NO REGRETS
by ardavenport
- - - Part 10
"ETA to Starbase 11 Mr. Data?" Riker asked from his seat at the command section.
"ETA, Forty three minutes," the android responded crisply, glancing at his controls though Riker suspected he didn't really need to look to know the answer. The motion was probably only added to his answer to imitate his human crew mates. Riker thought about notifying the captain, but decided to wait until Dr. Crusher left the ready room.
Riker heard the doors to one of the aft turbolifts open and a moment later he saw Ambassador Alvarez followed by his assistant descending the ramp to the fore bridge. Picard had granted him liberty to the bridge for the duration of their mission, but now that it was completed Riker didn't see that he had any business coming up now.
"You wanted to see me Commander?" Alvarez questioned, stopping directly in front of him.
"What?" Riker asked.
"You wanted to see me?" Alvarez repeated.
Riker looked at Troi but she seemed as surprised as he. "I didn't call you."
Now Alvarez was confused, but it quickly changed to annoyance.
"If you're playing games with me, Riker . . . ."
"I'm not playing games," he denied, standing. "I didn't call you."
"I heard you, Commander. My assistant heard you."
"I don't care . . . ."
"Commander," Data's call broke the confrontation. "We are oritting Starbase 11."
"What?" Riker went to ops to look down at Data's station. "We're not supposed to be there for another forty minutes."
"We are orbiting Starbase 11," Data repeated, surprised as well. He touched a control and the view screen changed to show the globe of the nameless planet that was identified solely by the Starbase it supported.
"Confirmed Commander," Wesley Crusher reported from the helm.
Lt Worf frowned deeply at the sudden unexplained change in the readings from his station. He tapped the comm. "Captain to the bridge." After several seconds of silence he repeated his call with no result.
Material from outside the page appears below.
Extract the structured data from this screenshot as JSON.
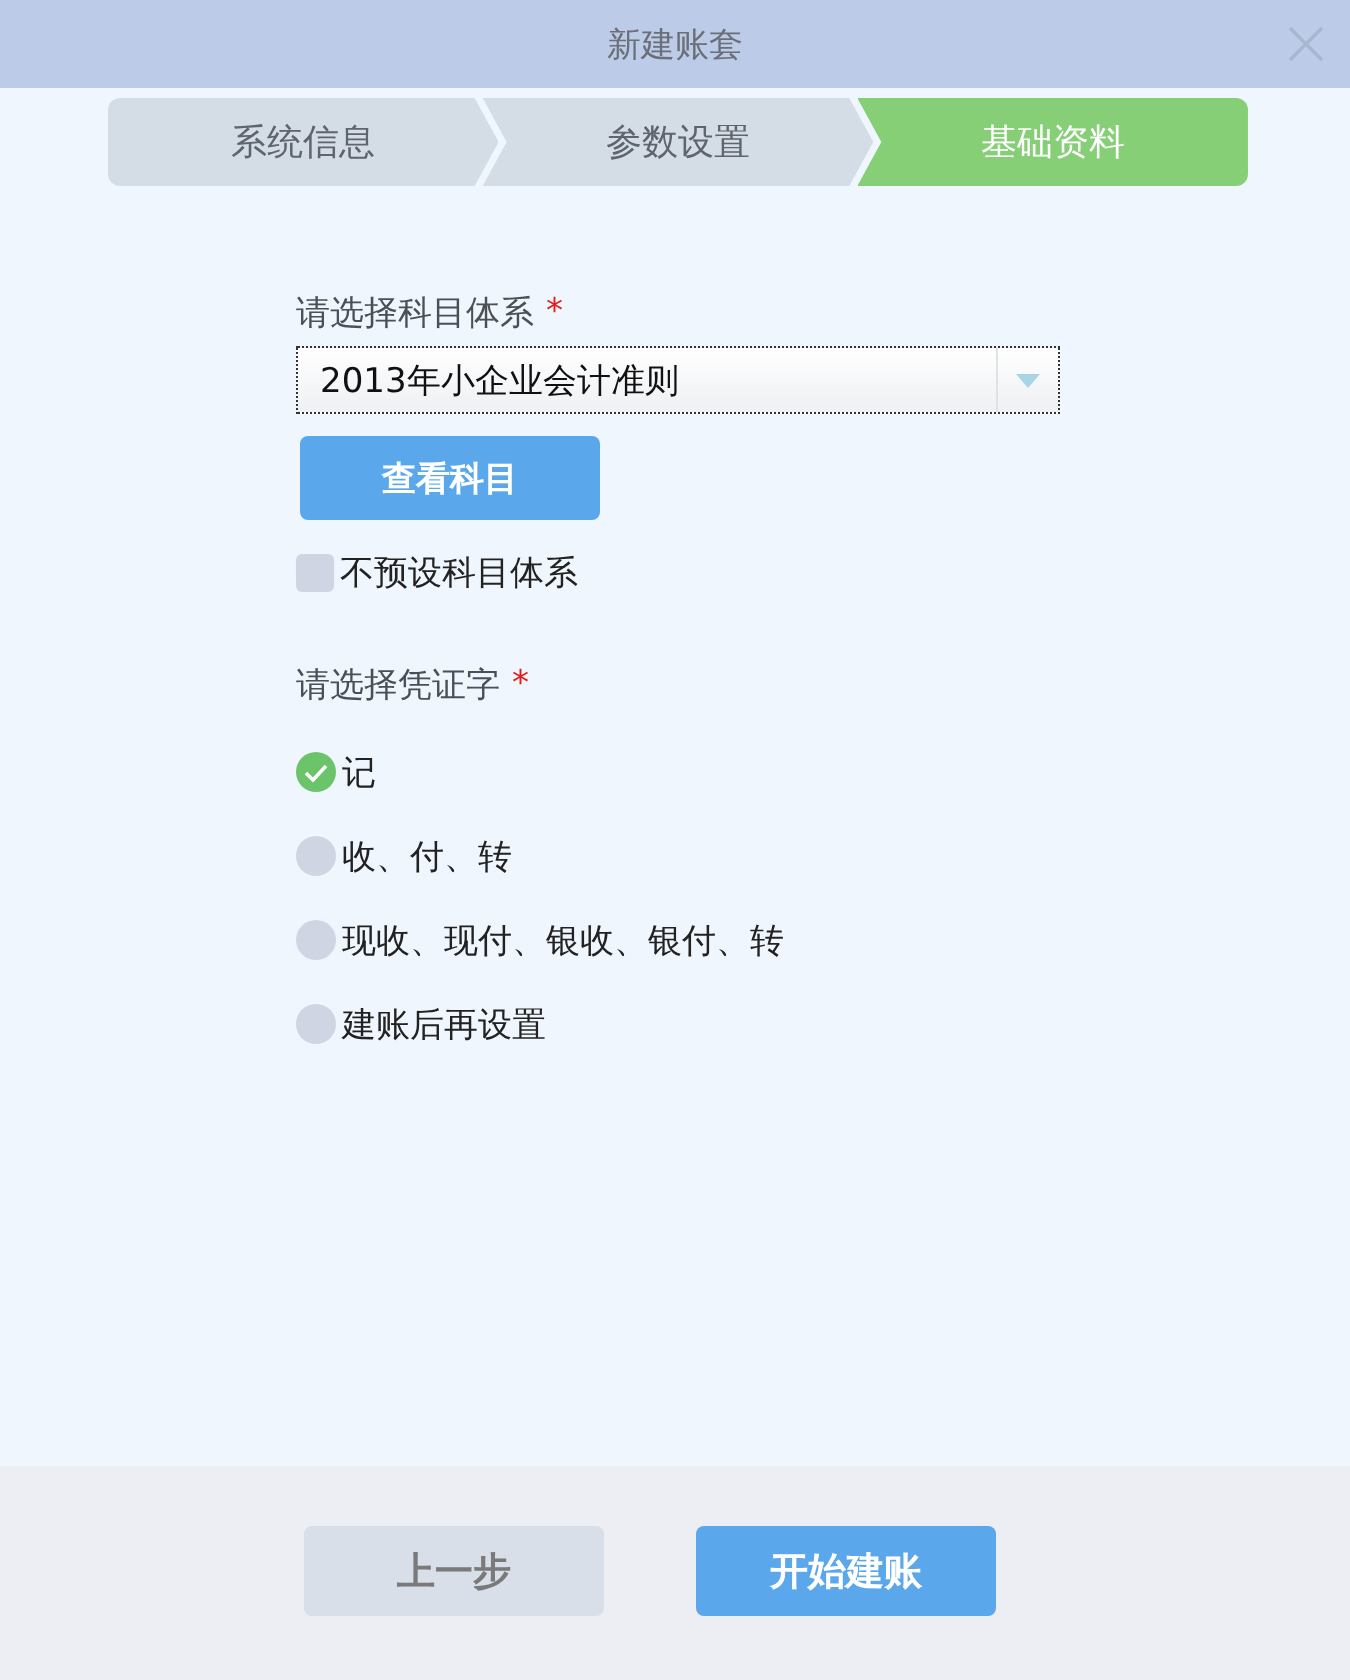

Riker looked back at the Klingon and then went to the door of the Captain's ready room. The door didn't open. He checked the control panel, but it showed that it was unlocked. He tapped the chime. Nothing happened.
"What the hell is going on around here?"
oo!oo oo!oo oo!oo oo!oo
"Somebody must know we're in here," Dr. Crusher said from the view port. It was the only source of light in the room so she had gone to stand next to it.
"Everyone on the bridge knows we're in here. The question is what are they doing out there?" he asked, trying to think of what he had in his office that he could use to pry the doors open with, but the only things he could think of were on the bridge. He went to the view port, opposite Crusher. The red of her hear and blue of her uniform top and jacket were partially washed out in the reflected glow of the planet. Her skin looked unnaturally pale, accented by the gloom.
"If there isn't any power in here then there probably isn't any on the rest of the ship," she said. Without any power a spaceship was a death trap, a bubble of air and warmth that would eventually lose both.
"It's too soon to be giving up yet, Doctor," he reassured, guessing her thoughts. "I don't understand it, though," he went on. "Even if the warp and impulse engines totally failed there should at least be emergency lighting."
"Well, if we're stuck here, I couldn't think of another person I'd rather be stuck with," she said, in an attempt at lightheartedness.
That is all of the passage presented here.